- To zemsta natury - powiedział Gidon Bromberg, dyrektor organizacji ekologów EcoPeace. - Te leje krasowe są bezpośrednim skutkiem nieodpowiedniego zarządzania zasobami wodnymi w regionie - dodaje.
Pierwszy lej krasowy został zaobserwowany nad izraelskim Morzem Martwym w 1980 roku. Do roku 1990 utworzyło się ich 40. Obecnie nie ma dnia, aby nie tworzył się kolejny.
Sól rozpuszczana na brzegu
W zeszłym tygodniu część drogi została zamknięta po tym, jak fragment jezdni zapadł się na głębokość 5 cm.
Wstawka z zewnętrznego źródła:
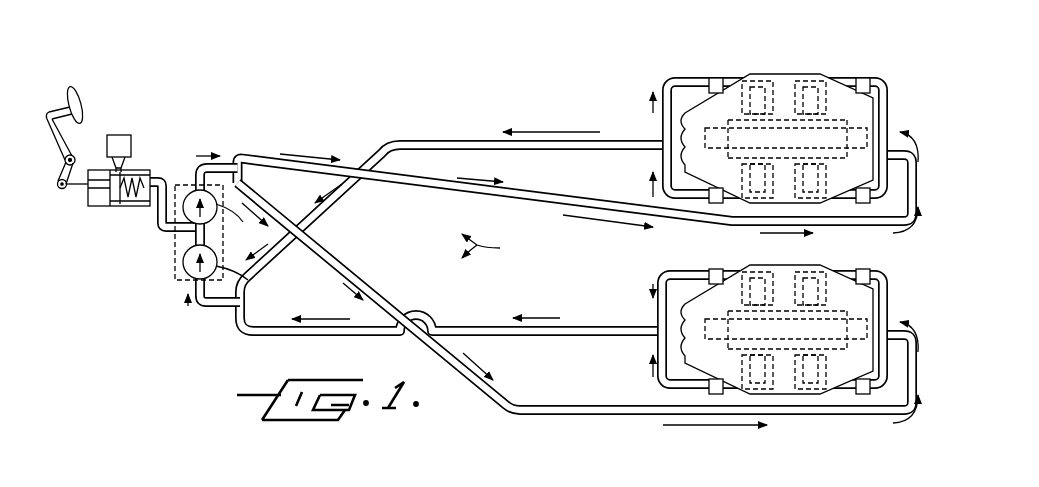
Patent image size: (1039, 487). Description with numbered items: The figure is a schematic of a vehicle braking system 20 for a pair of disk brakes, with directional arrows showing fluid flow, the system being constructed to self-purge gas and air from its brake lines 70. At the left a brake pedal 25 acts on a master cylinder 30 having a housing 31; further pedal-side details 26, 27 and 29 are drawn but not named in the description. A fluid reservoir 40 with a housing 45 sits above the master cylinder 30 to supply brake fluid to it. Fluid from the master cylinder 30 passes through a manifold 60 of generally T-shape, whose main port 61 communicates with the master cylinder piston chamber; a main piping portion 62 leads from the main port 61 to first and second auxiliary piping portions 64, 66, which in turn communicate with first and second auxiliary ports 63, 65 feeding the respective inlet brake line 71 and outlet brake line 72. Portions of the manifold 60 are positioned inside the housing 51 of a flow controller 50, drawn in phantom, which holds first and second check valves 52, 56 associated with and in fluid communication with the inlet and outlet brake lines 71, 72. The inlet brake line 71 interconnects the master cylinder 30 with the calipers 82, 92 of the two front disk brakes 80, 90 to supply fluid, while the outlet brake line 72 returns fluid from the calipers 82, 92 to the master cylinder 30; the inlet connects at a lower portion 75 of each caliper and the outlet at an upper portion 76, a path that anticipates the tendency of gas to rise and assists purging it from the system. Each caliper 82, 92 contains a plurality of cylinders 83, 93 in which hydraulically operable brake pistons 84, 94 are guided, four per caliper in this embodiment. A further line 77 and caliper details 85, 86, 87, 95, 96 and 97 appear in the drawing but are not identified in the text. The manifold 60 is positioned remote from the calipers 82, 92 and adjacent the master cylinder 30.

The vehicle braking system 20 is at (352, 102).
The brake pedal 25 is at (83, 100).
The pedal arm 26 is at (73, 132).
The pivot link 27 is at (78, 168).
The master cylinder 29 is at (90, 206).
The master cylinder 30 is at (172, 148).
The housing 31 is at (105, 210).
The fluid reservoir 40 is at (147, 130).
The housing 45 is at (120, 140).
The flow controller 50 is at (182, 300).
The housing 51 is at (170, 290).
The first check valve 52 is at (262, 216).
The second check valve 56 is at (246, 280).
The manifold 60 is at (140, 250).
The main port 61 is at (156, 196).
The main piping portion 62 is at (150, 230).
The first auxiliary port 63 is at (218, 182).
The first auxiliary piping portion 64 is at (188, 178).
The second auxiliary port 65 is at (222, 308).
The second auxiliary piping portion 66 is at (186, 250).
The brake lines 70 is at (497, 248).
The inlet brake line 71 is at (520, 413).
The outlet brake line 72 is at (468, 144).
The lower portion 75 is at (906, 114).
The upper portion 76 is at (662, 170).
The fluid line 77 is at (544, 192).
The disk brake 80 is at (785, 342).
The caliper 82 is at (785, 320).
The cylinders 83 is at (782, 343).
The brake pistons 84 is at (770, 367).
The rotor 85 is at (836, 264).
The cylinder 86 is at (779, 341).
The port 87 is at (778, 345).
The disk brake 90 is at (779, 134).
The caliper 92 is at (848, 86).
The cylinders 93 is at (818, 86).
The brake pistons 94 is at (780, 102).
The cylinder 95 is at (734, 126).
The seal 96 is at (760, 90).
The port 97 is at (730, 80).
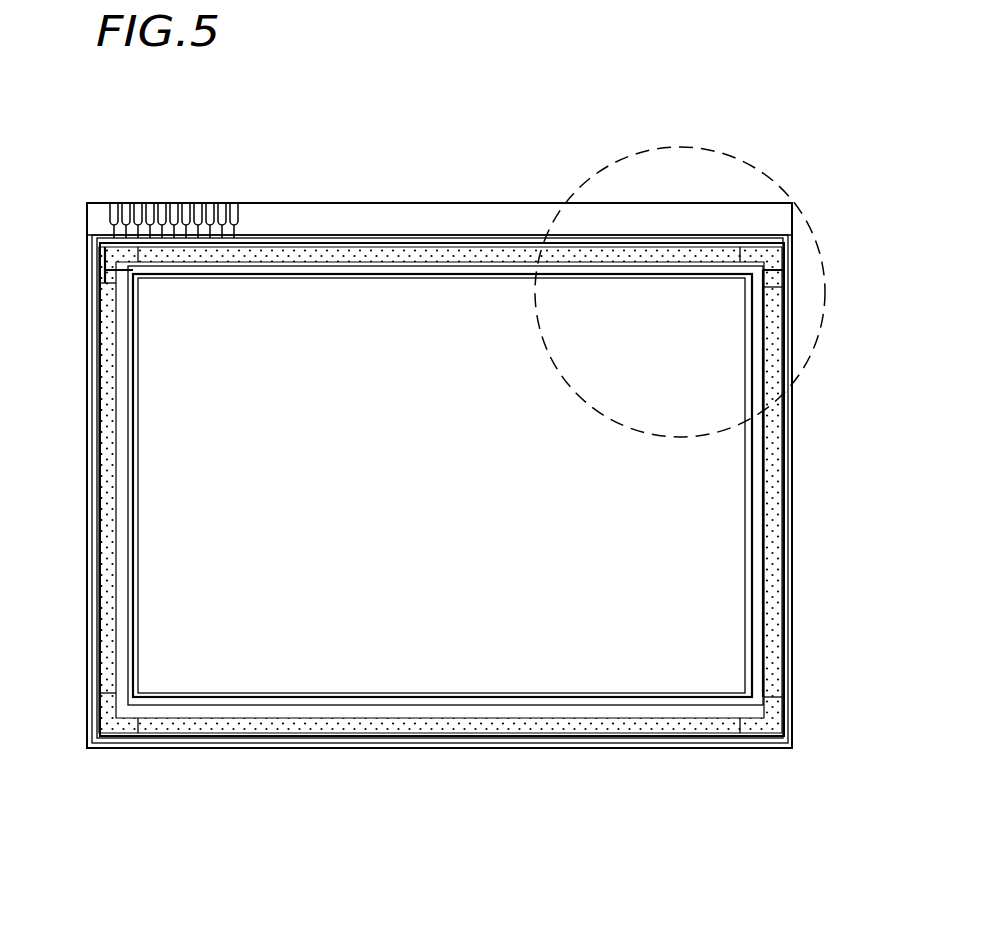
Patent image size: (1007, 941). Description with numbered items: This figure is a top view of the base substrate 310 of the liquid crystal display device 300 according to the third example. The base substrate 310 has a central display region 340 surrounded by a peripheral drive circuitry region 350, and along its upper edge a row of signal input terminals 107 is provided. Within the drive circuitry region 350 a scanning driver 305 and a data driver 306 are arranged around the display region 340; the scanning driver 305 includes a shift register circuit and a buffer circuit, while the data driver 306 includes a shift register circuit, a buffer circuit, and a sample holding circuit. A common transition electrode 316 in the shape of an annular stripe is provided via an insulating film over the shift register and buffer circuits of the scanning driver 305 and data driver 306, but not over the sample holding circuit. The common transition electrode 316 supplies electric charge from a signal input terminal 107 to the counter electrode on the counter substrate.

The signal input terminal 107 is at (174, 208).
The liquid crystal display device 300 is at (461, 421).
The scanning driver 305 is at (128, 470).
The data driver 306 is at (371, 274).
The base substrate 310 is at (476, 192).
The common transition electrode 316 is at (434, 262).
The display region 340 is at (441, 485).
The drive circuitry region 350 is at (775, 268).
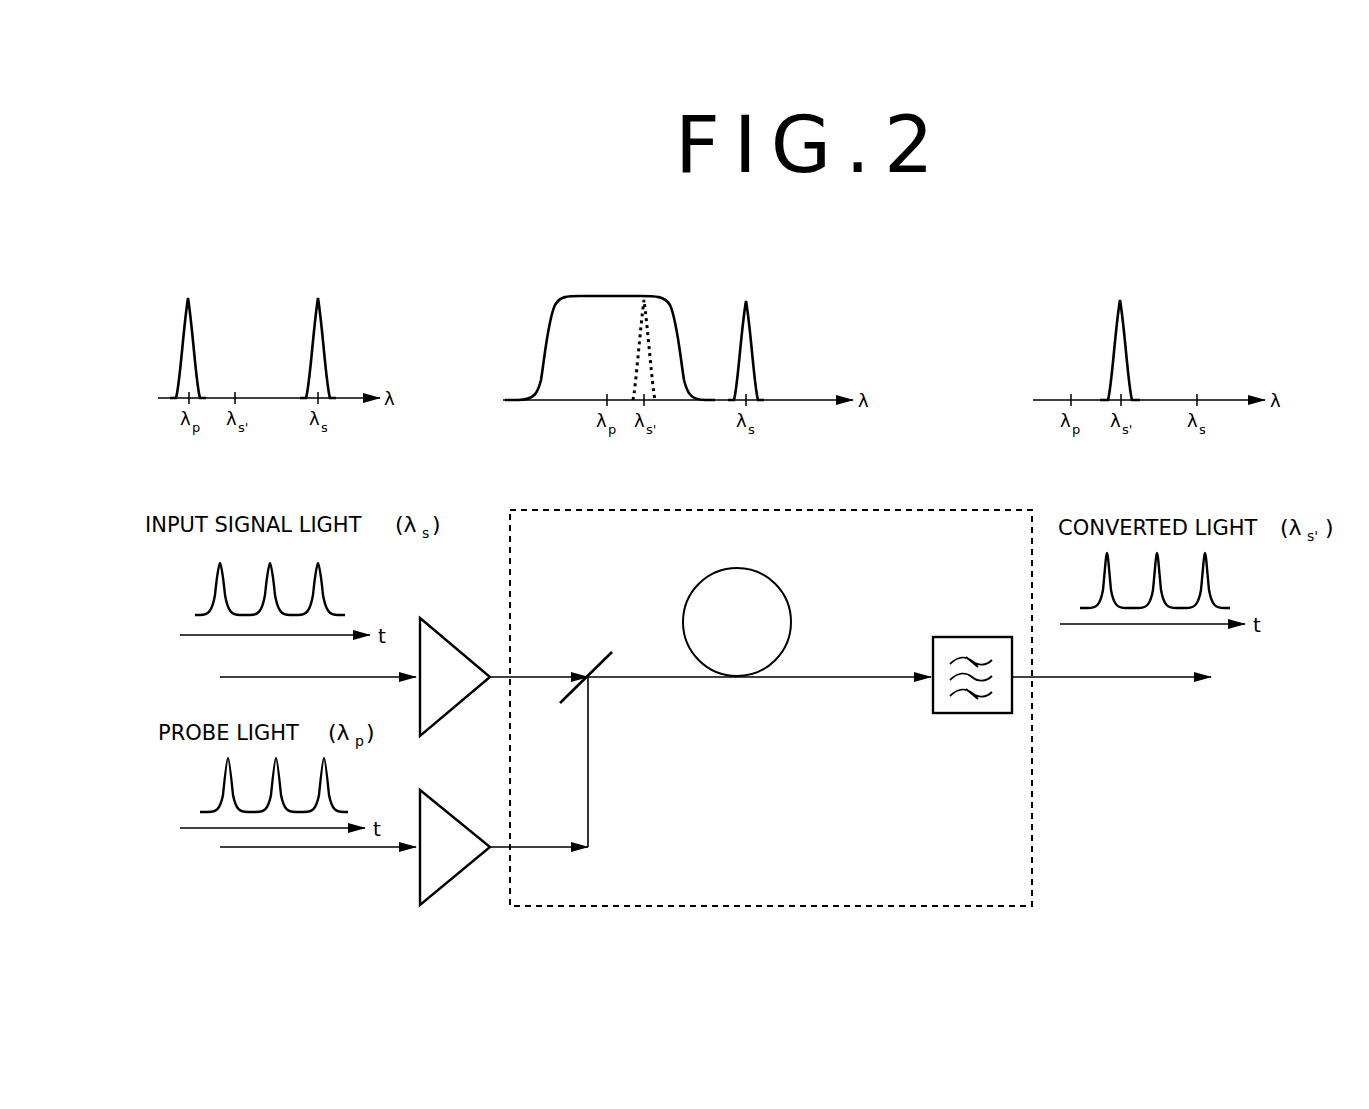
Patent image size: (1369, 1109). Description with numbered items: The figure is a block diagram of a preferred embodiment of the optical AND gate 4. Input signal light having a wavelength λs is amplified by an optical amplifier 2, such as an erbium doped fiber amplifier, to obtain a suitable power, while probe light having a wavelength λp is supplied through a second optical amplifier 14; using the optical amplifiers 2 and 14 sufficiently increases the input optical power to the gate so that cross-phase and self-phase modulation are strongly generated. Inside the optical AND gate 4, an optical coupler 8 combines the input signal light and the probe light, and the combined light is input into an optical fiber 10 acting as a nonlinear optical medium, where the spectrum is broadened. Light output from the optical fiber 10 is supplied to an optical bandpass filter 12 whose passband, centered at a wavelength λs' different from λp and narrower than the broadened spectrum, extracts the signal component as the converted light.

The optical amplifier 2 is at (458, 652).
The optical amplifier 14 is at (458, 822).
The optical coupler 8 is at (600, 660).
The optical fiber 10 is at (791, 619).
The optical bandpass filter 12 is at (968, 637).
The optical AND gate 4 is at (772, 908).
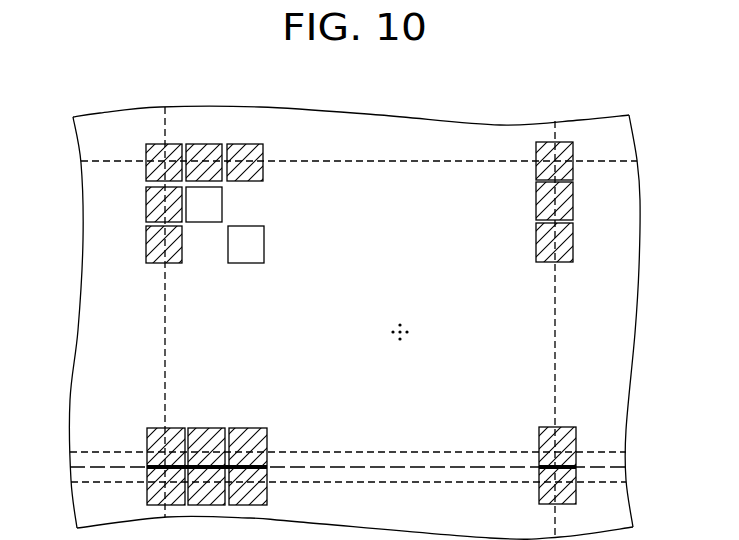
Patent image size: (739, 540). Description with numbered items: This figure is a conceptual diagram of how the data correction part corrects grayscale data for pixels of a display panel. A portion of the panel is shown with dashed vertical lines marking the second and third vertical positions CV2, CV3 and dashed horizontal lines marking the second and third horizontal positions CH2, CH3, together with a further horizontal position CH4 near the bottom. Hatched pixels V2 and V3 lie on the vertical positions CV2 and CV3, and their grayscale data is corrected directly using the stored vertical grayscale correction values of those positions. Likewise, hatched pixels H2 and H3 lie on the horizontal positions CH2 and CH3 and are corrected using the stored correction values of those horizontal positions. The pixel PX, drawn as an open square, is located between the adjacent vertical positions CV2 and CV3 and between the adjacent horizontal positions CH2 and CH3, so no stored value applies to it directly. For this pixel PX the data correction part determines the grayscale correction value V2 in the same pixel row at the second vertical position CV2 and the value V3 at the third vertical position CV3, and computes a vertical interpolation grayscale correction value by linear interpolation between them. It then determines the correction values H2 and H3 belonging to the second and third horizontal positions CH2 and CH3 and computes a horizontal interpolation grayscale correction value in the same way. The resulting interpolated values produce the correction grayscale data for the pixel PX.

The second vertical position CV2 is at (162, 297).
The third vertical position CV3 is at (552, 314).
The second horizontal position CH2 is at (334, 162).
The third horizontal position CH3 is at (324, 452).
The horizontal position CH4 is at (324, 480).
The grayscale correction value of second horizontal position H2 is at (243, 144).
The grayscale correction value of third horizontal position H3 is at (247, 428).
The grayscale correction value of second vertical position V2 is at (146, 242).
The grayscale correction value of third vertical position V3 is at (573, 240).
The pixel PX is at (245, 263).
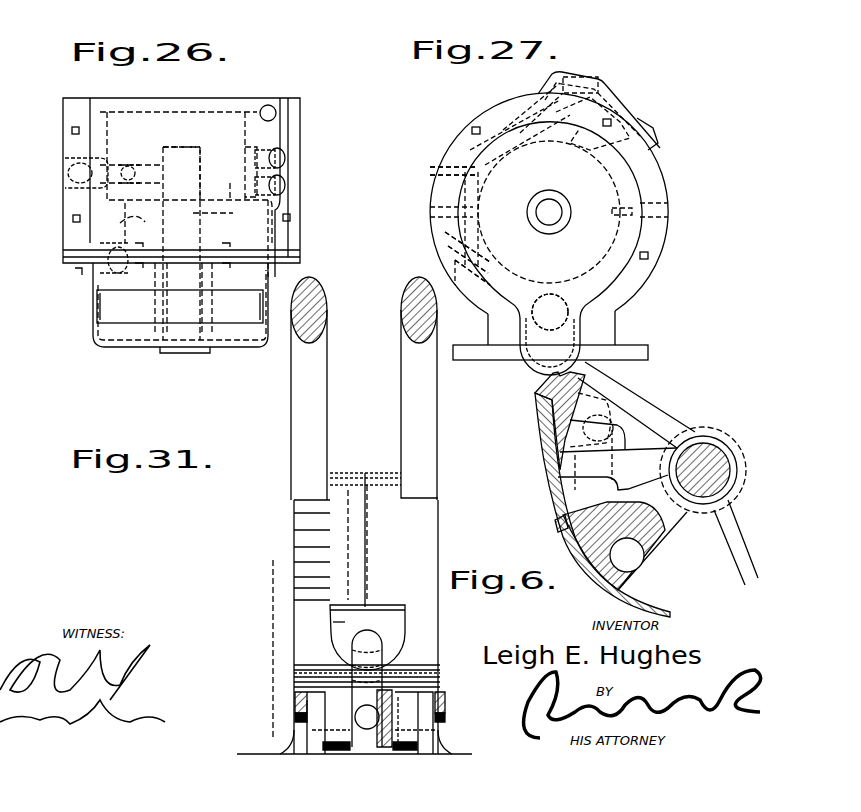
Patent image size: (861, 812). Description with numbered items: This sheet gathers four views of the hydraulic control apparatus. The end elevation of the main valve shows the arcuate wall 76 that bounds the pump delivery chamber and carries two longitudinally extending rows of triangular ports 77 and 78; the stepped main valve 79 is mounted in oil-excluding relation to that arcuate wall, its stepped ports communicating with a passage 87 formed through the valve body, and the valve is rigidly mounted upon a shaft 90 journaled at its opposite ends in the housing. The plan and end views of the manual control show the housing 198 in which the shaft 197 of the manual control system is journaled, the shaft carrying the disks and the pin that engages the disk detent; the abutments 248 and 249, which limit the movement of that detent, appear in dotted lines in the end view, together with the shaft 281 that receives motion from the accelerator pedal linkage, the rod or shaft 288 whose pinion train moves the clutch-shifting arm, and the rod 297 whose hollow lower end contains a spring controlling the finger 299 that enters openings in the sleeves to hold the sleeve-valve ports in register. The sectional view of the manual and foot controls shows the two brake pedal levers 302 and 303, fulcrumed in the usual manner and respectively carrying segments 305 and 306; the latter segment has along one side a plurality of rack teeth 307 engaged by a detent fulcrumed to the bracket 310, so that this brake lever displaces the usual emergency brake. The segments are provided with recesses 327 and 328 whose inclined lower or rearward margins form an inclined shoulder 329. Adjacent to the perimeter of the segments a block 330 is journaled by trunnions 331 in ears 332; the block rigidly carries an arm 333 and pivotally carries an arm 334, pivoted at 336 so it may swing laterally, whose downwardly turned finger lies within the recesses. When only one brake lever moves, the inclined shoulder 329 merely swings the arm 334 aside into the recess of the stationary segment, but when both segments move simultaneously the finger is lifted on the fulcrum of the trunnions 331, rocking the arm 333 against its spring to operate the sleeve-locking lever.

In FIG. 26, the shaft 197 is at (200, 140).
In FIG. 27, the shaft 197 is at (549, 212).
In FIG. 26, the housing 198 is at (285, 127).
In FIG. 27, the housing 198 is at (473, 148).
In FIG. 26, the abutment 248 is at (274, 107).
In FIG. 27, the abutment 248 is at (640, 114).
In FIG. 27, the abutment 249 is at (507, 130).
In FIG. 26, the shaft 281 is at (72, 262).
In FIG. 27, the shaft 281 is at (437, 172).
In FIG. 27, the rod or shaft 288 is at (448, 248).
In FIG. 26, the rod 297 is at (68, 188).
In FIG. 27, the rod 297 is at (466, 290).
In FIG. 26, the finger 299 is at (138, 172).
In FIG. 27, the finger 299 is at (533, 290).
In FIG. 31, the brake pedal lever 302 is at (430, 413).
In FIG. 31, the brake pedal lever 303 is at (300, 385).
In FIG. 31, the segment 305 is at (430, 555).
In FIG. 31, the segment 306 is at (310, 602).
In FIG. 31, the rack teeth 307 is at (305, 530).
In FIG. 31, the bracket 310 is at (273, 570).
In FIG. 31, the recess 327 is at (397, 620).
In FIG. 31, the recess 328 is at (338, 622).
In FIG. 31, the inclined shoulder 329 is at (300, 665).
In FIG. 31, the block 330 is at (410, 723).
In FIG. 31, the trunnion 331 is at (363, 717).
In FIG. 31, the ear 332 is at (315, 737).
In FIG. 31, the arm 333 is at (370, 700).
In FIG. 31, the arm 334 is at (373, 667).
In FIG. 31, the pivot 336 is at (290, 705).
In FIG. 6, the wall 76 is at (570, 553).
In FIG. 6, the triangular ports 77 is at (600, 580).
In FIG. 6, the triangular ports 78 is at (548, 520).
In FIG. 6, the main valve 79 is at (678, 453).
In FIG. 6, the passage 87 is at (550, 450).
In FIG. 6, the shaft 90 is at (704, 455).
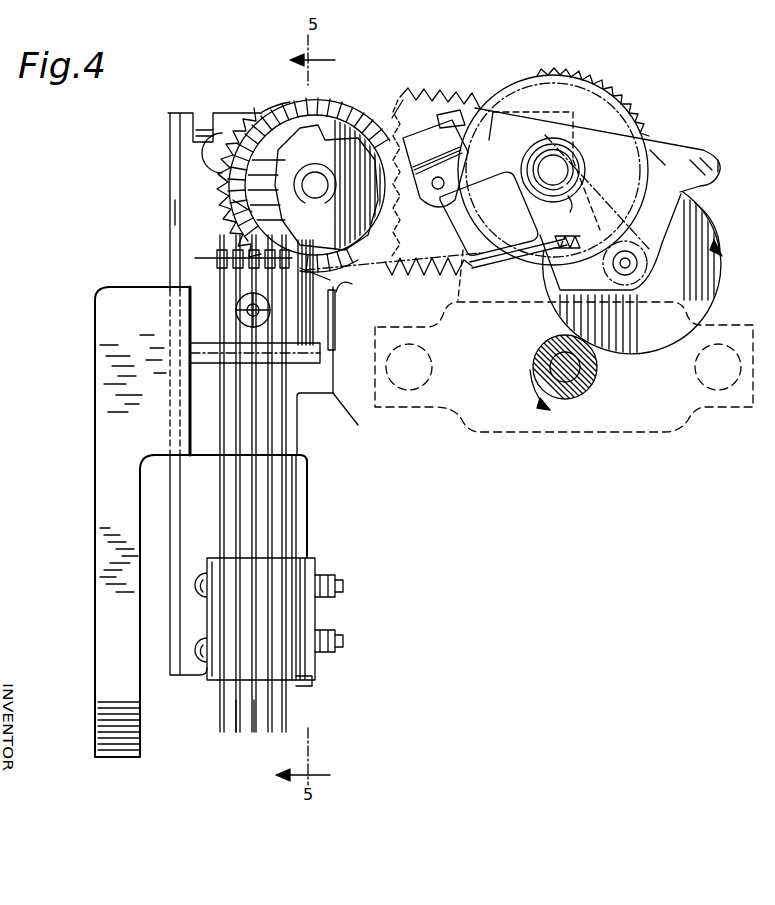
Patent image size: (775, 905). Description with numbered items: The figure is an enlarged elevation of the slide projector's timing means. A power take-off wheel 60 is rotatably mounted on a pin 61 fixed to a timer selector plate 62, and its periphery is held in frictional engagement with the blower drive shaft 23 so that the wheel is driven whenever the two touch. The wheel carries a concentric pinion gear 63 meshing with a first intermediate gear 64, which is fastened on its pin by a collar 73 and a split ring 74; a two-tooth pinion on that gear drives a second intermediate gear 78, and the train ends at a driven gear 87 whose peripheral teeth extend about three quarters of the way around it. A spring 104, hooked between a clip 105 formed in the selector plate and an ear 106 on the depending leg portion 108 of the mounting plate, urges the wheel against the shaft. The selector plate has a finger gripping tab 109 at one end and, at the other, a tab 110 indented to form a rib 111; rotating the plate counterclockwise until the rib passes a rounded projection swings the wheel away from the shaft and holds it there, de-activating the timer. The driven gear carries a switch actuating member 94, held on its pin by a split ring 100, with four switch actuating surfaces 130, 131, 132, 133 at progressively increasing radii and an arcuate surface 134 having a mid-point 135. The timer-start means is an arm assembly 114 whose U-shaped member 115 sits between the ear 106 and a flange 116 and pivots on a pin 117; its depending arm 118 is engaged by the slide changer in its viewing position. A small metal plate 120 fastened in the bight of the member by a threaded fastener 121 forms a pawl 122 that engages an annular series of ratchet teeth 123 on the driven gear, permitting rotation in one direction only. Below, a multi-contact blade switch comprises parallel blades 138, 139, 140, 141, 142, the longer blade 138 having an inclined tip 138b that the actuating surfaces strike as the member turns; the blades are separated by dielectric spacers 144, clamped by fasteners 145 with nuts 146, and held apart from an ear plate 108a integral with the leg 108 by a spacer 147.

Według ekologa jedynym sposobem na poprawę sytuacji jest stabilizacja wód w Morzu Martwym.
Morze zasilane jest głównie wodą z rzeki Jordan. Obecnie do zbiornika wpływa 5 proc. tego, co wpadało w przeszłości. Według badacza, jeśli uda się przywrócić 30 proc. historycznego przepływu, to jest szansa na poprawę sytuacji.
- Jeśli nic nie zrobimy, to kwestią czasu będzie, aż ktoś zginie - powiedział Bromberg.